«Moustafa Khalil Abdi, connu sous le nom de Mazloum Abdi, est nommé conseiller auprès de la présidence de la République», dispose le décret n°164 signé par le chef de l’État. Le texte ne précise ni les attributions exactes du nouveau conseiller ni le périmètre des dossiers qui lui seront confiés.
Cette nomination donne toutefois une traduction politique immédiate à l’accord conclu entre Damas et les dirigeants kurdes. Elle permet à Ahmed al-Charaa d’afficher l’intégration d’une figure longtemps placée à la tête d’une force militaire autonome, tandis que Mazloum Abdi passe officiellement du commandement armé à une fonction au cœur du nouvel appareil d’État syrien.
De la lutte contre l’EI au palais présidentiel
Pendant des années, Mazloum Abdi a dirigé les FDS, coalition dominée par les combattants kurdes et soutenue par Washington. Formées en 2015, après la victoire des forces kurdes contre le groupe État islamique à Kobané, elles sont devenues le principal partenaire terrestre des États-Unis dans la lutte contre l’organisation jihadiste en Syrie.
À leur apogée, les FDS comptaient environ 100.000 combattants kurdes et arabes. Elles contrôlaient de vastes régions du nord et du nord-est syrien, dont plusieurs champs pétroliers, postes-frontières et infrastructures stratégiques. Elles constituaient aussi l’ossature militaire de l’administration autonome établie par les Kurdes à la faveur de la guerre civile.
Mardi, depuis le Palais du peuple à Damas, Mazloum Abdi a annoncé «la fin de la mission des Forces démocratiques syriennes» et leur dissolution comme force militaire indépendante. Il a expliqué que cette décision intervenait après l’intégration de leurs unités dans les brigades de l’armée syrienne.
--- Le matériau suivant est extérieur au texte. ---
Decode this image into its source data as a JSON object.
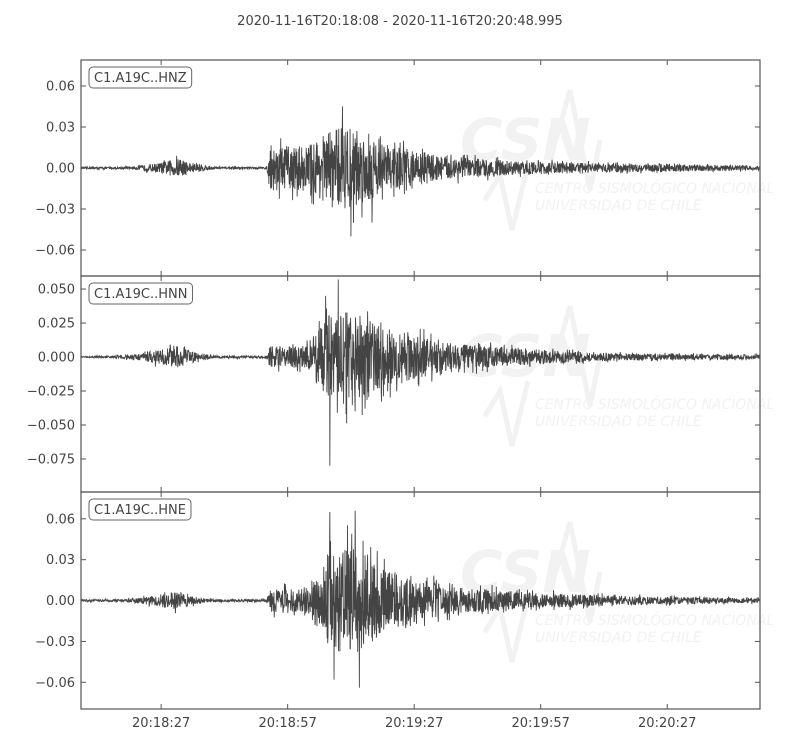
{
  "title": "2020-11-16T20:18:08  -  2020-11-16T20:20:48.995",
  "watermark": {
    "logo": "CSN",
    "line1": "CENTRO SISMOLÓGICO NACIONAL",
    "line2": "UNIVERSIDAD DE CHILE"
  },
  "colors": {
    "trace": "#444444",
    "axes": "#555555",
    "watermark": "#f2f2f2"
  },
  "chart_data": {
    "type": "line",
    "title": "2020-11-16T20:18:08  -  2020-11-16T20:20:48.995",
    "xlim": [
      "20:18:08",
      "20:20:48.995"
    ],
    "x_ticks": [
      "20:18:27",
      "20:18:57",
      "20:19:27",
      "20:19:57",
      "20:20:27"
    ],
    "grid": false,
    "series": [
      {
        "name": "C1.A19C..HNZ",
        "ylim": [
          -0.079,
          0.079
        ],
        "y_ticks": [
          "0.06",
          "0.03",
          "0.00",
          "−0.03",
          "−0.06"
        ],
        "y_tick_values": [
          0.06,
          0.03,
          0.0,
          -0.03,
          -0.06
        ],
        "envelope": [
          [
            "20:18:08",
            0.0008
          ],
          [
            "20:18:20",
            0.001
          ],
          [
            "20:18:26",
            0.004
          ],
          [
            "20:18:31",
            0.008
          ],
          [
            "20:18:35",
            0.004
          ],
          [
            "20:18:40",
            0.001
          ],
          [
            "20:18:52",
            0.001
          ],
          [
            "20:18:53",
            0.018
          ],
          [
            "20:19:02",
            0.02
          ],
          [
            "20:19:08",
            0.035
          ],
          [
            "20:19:13",
            0.035
          ],
          [
            "20:19:20",
            0.02
          ],
          [
            "20:19:35",
            0.01
          ],
          [
            "20:19:50",
            0.006
          ],
          [
            "20:20:10",
            0.004
          ],
          [
            "20:20:48",
            0.002
          ]
        ],
        "peaks": [
          [
            "20:19:10",
            0.045
          ],
          [
            "20:19:12",
            -0.05
          ],
          [
            "20:19:17",
            -0.04
          ]
        ]
      },
      {
        "name": "C1.A19C..HNN",
        "ylim": [
          -0.0993,
          0.0596
        ],
        "y_ticks": [
          "0.050",
          "0.025",
          "0.000",
          "−0.025",
          "−0.050",
          "−0.075"
        ],
        "y_tick_values": [
          0.05,
          0.025,
          0.0,
          -0.025,
          -0.05,
          -0.075
        ],
        "envelope": [
          [
            "20:18:08",
            0.0005
          ],
          [
            "20:18:14",
            0.0008
          ],
          [
            "20:18:20",
            0.002
          ],
          [
            "20:18:26",
            0.006
          ],
          [
            "20:18:31",
            0.009
          ],
          [
            "20:18:36",
            0.003
          ],
          [
            "20:18:40",
            0.001
          ],
          [
            "20:18:52",
            0.001
          ],
          [
            "20:18:53",
            0.009
          ],
          [
            "20:19:02",
            0.01
          ],
          [
            "20:19:06",
            0.035
          ],
          [
            "20:19:12",
            0.04
          ],
          [
            "20:19:20",
            0.025
          ],
          [
            "20:19:35",
            0.012
          ],
          [
            "20:19:55",
            0.006
          ],
          [
            "20:20:15",
            0.003
          ],
          [
            "20:20:48",
            0.002
          ]
        ],
        "peaks": [
          [
            "20:19:06",
            0.045
          ],
          [
            "20:19:09",
            0.057
          ],
          [
            "20:19:07",
            -0.08
          ],
          [
            "20:19:13",
            -0.04
          ]
        ]
      },
      {
        "name": "C1.A19C..HNE",
        "ylim": [
          -0.0796,
          0.0797
        ],
        "y_ticks": [
          "0.06",
          "0.03",
          "0.00",
          "−0.03",
          "−0.06"
        ],
        "y_tick_values": [
          0.06,
          0.03,
          0.0,
          -0.03,
          -0.06
        ],
        "envelope": [
          [
            "20:18:08",
            0.0008
          ],
          [
            "20:18:18",
            0.001
          ],
          [
            "20:18:25",
            0.004
          ],
          [
            "20:18:30",
            0.008
          ],
          [
            "20:18:35",
            0.003
          ],
          [
            "20:18:40",
            0.001
          ],
          [
            "20:18:52",
            0.001
          ],
          [
            "20:18:53",
            0.01
          ],
          [
            "20:19:03",
            0.012
          ],
          [
            "20:19:07",
            0.045
          ],
          [
            "20:19:14",
            0.045
          ],
          [
            "20:19:22",
            0.025
          ],
          [
            "20:19:35",
            0.012
          ],
          [
            "20:19:55",
            0.007
          ],
          [
            "20:20:15",
            0.004
          ],
          [
            "20:20:48",
            0.002
          ]
        ],
        "peaks": [
          [
            "20:19:07",
            0.065
          ],
          [
            "20:19:13",
            0.066
          ],
          [
            "20:19:08",
            -0.058
          ],
          [
            "20:19:14",
            -0.064
          ]
        ]
      }
    ]
  }
}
Ce processus découle des arrangements conclus en janvier 2026 après de violents affrontements, puis progressivement appliqués au cours des mois suivants. Ces combats avaient permis aux forces gouvernementales de reprendre de vastes territoires, tandis que Washington, soutien historique des Kurdes, renforçait son rapprochement avec les nouvelles autorités de Damas.
Une victoire pour Damas, des garanties à éprouver
Pour Ahmed al-Charaa, la disparition des FDS comme organisation autonome représente une victoire majeure. Elle renforce son projet de réunification du territoire, de l’armée, des postes-frontières, des ressources énergétiques et des administrations sous l’autorité du pouvoir central.
Lire aussi : Syrie: le chef des puissantes forces kurdes annonce leur dissolution
Pour les Kurdes, l’accord signifie en revanche la fin de l’autonomie de fait qu’ils avaient construite dans le nord-est. Leur acceptation repose désormais sur les garanties politiques, culturelles et linguistiques promises par Damas, ainsi que sur leur présence effective au sein des institutions nationales.
L’envoyé spécial américain pour la Syrie, Tom Barrack, a qualifié l’intégration d’«absolument historique». Selon lui, l’attribution de fonctions importantes à Mazloum Abdi et à d’autres responsables kurdes témoigne du respect dû à leur leadership, aux sacrifices consentis dans la lutte contre l’EI et à leur contribution à la stabilité régionale.
Ahmed al-Charaa avait auparavant signé un décret reconnaissant les Kurdes comme une composante nationale de la Syrie et le kurde comme langue nationale. Le ministère de l’Éducation a depuis fixé les modalités de son enseignement dans les écoles publiques et privées des régions à majorité kurde, une évolution sans précédent depuis l’indépendance du pays en 1946.
Mazloum Abdi avait néanmoins prévenu, la semaine dernière, que l’achèvement de l’intégration institutionnelle ne mettait pas fin aux revendications politiques.
«Notre combat se poursuivra afin d’inscrire les droits de notre peuple dans la Constitution», avait-il déclaré.
Sa nomination ouvre donc une nouvelle phase: Damas a obtenu la dissolution de la principale force armée échappant à son contrôle, mais devra désormais démontrer que l’intégration ne se limite pas à des nominations symboliques. Pour les Kurdes, la question centrale n’est plus celle d’une armée autonome, mais celle de garanties constitutionnelles durables dans la Syrie réunifiée.